Although, unfortunately, I still don’t understand what a hedge fund is.
This week, I went Wodehouse.
Following on from my previous post about Agatha Christie’s social commentary, and at the subsequent recommendation of a friend and now ex-colleague, I delved into the 1920s upper-class world of Bertie Wooster.
And what a world it is.
Stephen Fry, on the back cover of my copy of The Inimitable Jeeves, describes it as ‘sunlit perfection’; on the inside cover, Marian Keyes heralds it a ‘far, far nicer’ world than the one we live in; and, although I can’t quote her directly, the lovely shop assistant in Waterstones was, it’s safe to say, equally as gushing. All in all, the general consensus seems to be that inside the pages of a Wodehouse novel is a pretty special place to be. And I can’t help but agree.
For starters, you simply cannot help but like the characters. Wooster, for example, in another guise could be quite repugnant: a work-shy member of the elite whose social and financial privilege means he can lead a life of absurdly vacuous luxury. Yet, in Wodehouse’s hands, he is a delightful narrator: he bumbles harmlessly along shouting ‘what ho!’ every few minutes, pouring money into his friends’ hair-brained schemes, and rashly adorning himself in outlandish cummerbunds and risqué spats.
His valet, Jeeves (who, incidentally, was not a fan of the spats. Or the cummerbund, for that matter) is a whole different kettle of fish: shrewd, intelligent, and logical, he aids Bertie and his hapless friends (particularly Bingo Little, who excels in haplessness) as they inevitably get themselves into scrape after scrape. His propensity for solving problems is legendary. Inimitable, indeed.
This reversal of the social stereotypes – Jeeves, though presumably of a lower class, is superior to Wooster in intellect and eloquence (and, I suspect, sartorial elegance) – makes gentle mockery of a class system that is uniquely British and undoubtedly insane. After all, why should folk who rely on patronage from rich family members and fill their days lunching in exclusive gentlemen’s clubs be considered better? Or cleverer?
But Wodehouse’s mockery is gentle. He doesn’t want – it seems to me – his audience to loathe Wooster. The latter’s genial manner and willingness to help out a friend in need (however futile his efforts) is testament to that. Instead, he wants us to laugh. He wants us to laugh with Wooster, and sometimes at him as the symbol of an outdated and irrelevant system that he is, but never, I would argue, does Wodehouse want us to laugh cruelly, because, Bertie Wooster, with his ‘what the dickens?’ and his ‘right-o old thing’, is purposely inoffensive and charmingly eccentric.

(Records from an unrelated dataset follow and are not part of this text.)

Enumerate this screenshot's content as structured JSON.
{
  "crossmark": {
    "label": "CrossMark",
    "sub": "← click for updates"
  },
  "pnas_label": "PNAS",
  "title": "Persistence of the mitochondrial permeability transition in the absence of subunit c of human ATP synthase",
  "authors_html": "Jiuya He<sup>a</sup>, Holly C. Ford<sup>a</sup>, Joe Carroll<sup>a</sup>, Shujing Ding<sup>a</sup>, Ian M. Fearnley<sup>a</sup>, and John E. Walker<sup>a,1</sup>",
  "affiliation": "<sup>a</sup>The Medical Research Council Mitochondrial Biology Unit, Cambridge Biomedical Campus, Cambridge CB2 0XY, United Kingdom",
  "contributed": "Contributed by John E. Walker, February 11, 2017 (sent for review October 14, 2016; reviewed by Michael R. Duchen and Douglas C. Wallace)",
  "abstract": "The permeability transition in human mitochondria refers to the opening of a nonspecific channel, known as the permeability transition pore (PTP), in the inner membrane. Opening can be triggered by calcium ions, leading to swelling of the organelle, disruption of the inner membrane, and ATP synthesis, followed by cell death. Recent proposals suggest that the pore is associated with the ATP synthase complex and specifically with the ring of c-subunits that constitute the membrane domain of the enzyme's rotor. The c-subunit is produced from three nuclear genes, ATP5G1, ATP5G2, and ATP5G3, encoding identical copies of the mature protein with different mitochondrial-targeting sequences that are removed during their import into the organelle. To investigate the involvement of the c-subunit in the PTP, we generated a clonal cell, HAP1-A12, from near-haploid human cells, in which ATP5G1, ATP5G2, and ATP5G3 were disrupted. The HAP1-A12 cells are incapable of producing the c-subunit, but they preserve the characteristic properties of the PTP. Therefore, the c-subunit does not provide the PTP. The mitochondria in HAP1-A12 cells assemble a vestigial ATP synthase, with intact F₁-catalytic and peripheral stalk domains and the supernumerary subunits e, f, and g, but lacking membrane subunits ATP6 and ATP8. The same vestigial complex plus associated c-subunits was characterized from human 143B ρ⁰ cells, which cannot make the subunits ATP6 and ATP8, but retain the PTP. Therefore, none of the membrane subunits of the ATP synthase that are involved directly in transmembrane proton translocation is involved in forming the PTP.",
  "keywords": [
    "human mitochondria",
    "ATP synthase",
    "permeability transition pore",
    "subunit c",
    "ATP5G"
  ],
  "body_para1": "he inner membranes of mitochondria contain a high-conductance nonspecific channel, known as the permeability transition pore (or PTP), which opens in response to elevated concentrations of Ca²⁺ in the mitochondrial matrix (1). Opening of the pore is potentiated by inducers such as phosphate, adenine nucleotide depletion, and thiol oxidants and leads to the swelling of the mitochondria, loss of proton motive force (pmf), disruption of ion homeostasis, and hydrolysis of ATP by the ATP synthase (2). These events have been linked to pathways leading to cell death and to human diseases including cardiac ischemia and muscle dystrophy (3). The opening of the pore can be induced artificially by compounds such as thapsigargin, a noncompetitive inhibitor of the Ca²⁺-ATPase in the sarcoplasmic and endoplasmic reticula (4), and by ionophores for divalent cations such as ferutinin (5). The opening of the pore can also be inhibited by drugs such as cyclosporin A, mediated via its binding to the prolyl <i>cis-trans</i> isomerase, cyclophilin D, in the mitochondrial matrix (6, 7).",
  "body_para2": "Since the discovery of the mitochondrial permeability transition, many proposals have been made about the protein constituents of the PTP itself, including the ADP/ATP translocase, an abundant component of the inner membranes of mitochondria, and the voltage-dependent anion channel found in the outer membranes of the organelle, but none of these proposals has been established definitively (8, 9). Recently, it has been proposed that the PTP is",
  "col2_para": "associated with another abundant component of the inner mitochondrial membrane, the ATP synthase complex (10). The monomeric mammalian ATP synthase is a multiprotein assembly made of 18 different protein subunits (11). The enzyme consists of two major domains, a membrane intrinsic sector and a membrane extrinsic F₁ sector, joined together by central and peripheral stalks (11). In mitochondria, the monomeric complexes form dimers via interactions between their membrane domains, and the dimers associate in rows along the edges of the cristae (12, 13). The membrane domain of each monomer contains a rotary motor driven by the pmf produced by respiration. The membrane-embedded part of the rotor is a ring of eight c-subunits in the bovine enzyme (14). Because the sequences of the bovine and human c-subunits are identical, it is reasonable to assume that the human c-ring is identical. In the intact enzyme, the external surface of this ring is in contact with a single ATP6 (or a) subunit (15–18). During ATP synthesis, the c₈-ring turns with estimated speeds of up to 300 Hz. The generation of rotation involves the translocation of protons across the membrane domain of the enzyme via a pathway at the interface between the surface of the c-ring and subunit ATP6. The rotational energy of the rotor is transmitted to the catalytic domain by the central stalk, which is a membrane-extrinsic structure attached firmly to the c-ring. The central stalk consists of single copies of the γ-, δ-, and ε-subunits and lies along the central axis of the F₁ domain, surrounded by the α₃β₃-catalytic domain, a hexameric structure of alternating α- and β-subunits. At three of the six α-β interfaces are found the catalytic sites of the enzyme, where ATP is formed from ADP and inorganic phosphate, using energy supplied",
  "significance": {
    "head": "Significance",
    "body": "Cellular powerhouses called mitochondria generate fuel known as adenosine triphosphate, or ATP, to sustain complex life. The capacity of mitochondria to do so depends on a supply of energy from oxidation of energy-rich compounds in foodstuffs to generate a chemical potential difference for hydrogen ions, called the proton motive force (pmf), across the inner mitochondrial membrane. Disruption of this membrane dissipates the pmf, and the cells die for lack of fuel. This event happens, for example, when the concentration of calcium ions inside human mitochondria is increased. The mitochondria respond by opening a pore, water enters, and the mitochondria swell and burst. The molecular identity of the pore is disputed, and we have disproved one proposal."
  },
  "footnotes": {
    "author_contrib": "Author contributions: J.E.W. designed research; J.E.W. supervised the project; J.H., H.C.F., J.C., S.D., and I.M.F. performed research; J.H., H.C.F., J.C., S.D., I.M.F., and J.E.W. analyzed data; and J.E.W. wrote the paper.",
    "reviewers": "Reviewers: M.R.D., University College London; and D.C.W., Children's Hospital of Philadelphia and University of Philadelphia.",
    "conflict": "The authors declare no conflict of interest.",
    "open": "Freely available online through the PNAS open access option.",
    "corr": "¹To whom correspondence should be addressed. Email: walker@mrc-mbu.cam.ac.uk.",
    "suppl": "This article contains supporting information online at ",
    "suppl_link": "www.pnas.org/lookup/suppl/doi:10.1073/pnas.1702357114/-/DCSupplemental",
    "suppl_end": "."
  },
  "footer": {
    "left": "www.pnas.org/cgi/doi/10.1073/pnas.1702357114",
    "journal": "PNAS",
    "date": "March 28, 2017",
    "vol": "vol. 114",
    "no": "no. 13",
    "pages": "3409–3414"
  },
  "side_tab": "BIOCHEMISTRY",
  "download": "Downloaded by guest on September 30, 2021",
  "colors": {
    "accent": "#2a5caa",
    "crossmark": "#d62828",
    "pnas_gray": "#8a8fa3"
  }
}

Both this eccentricity, and the subtle self-satire that permeates The Inimitable Jeeves are unmistakably British traits. Danny Boyle demonstrated these traits in his opening ceremony for the London Olympics, and Boris Johnson has made a political career out of them. Wodehouse, though, is the master. He makes an ugly face of our social history – the prevalence of a ruling elite – seem silly. He makes class an irrelevance, and, as Mr Fry so aptly put it, he makes the world seem like a sunnier place.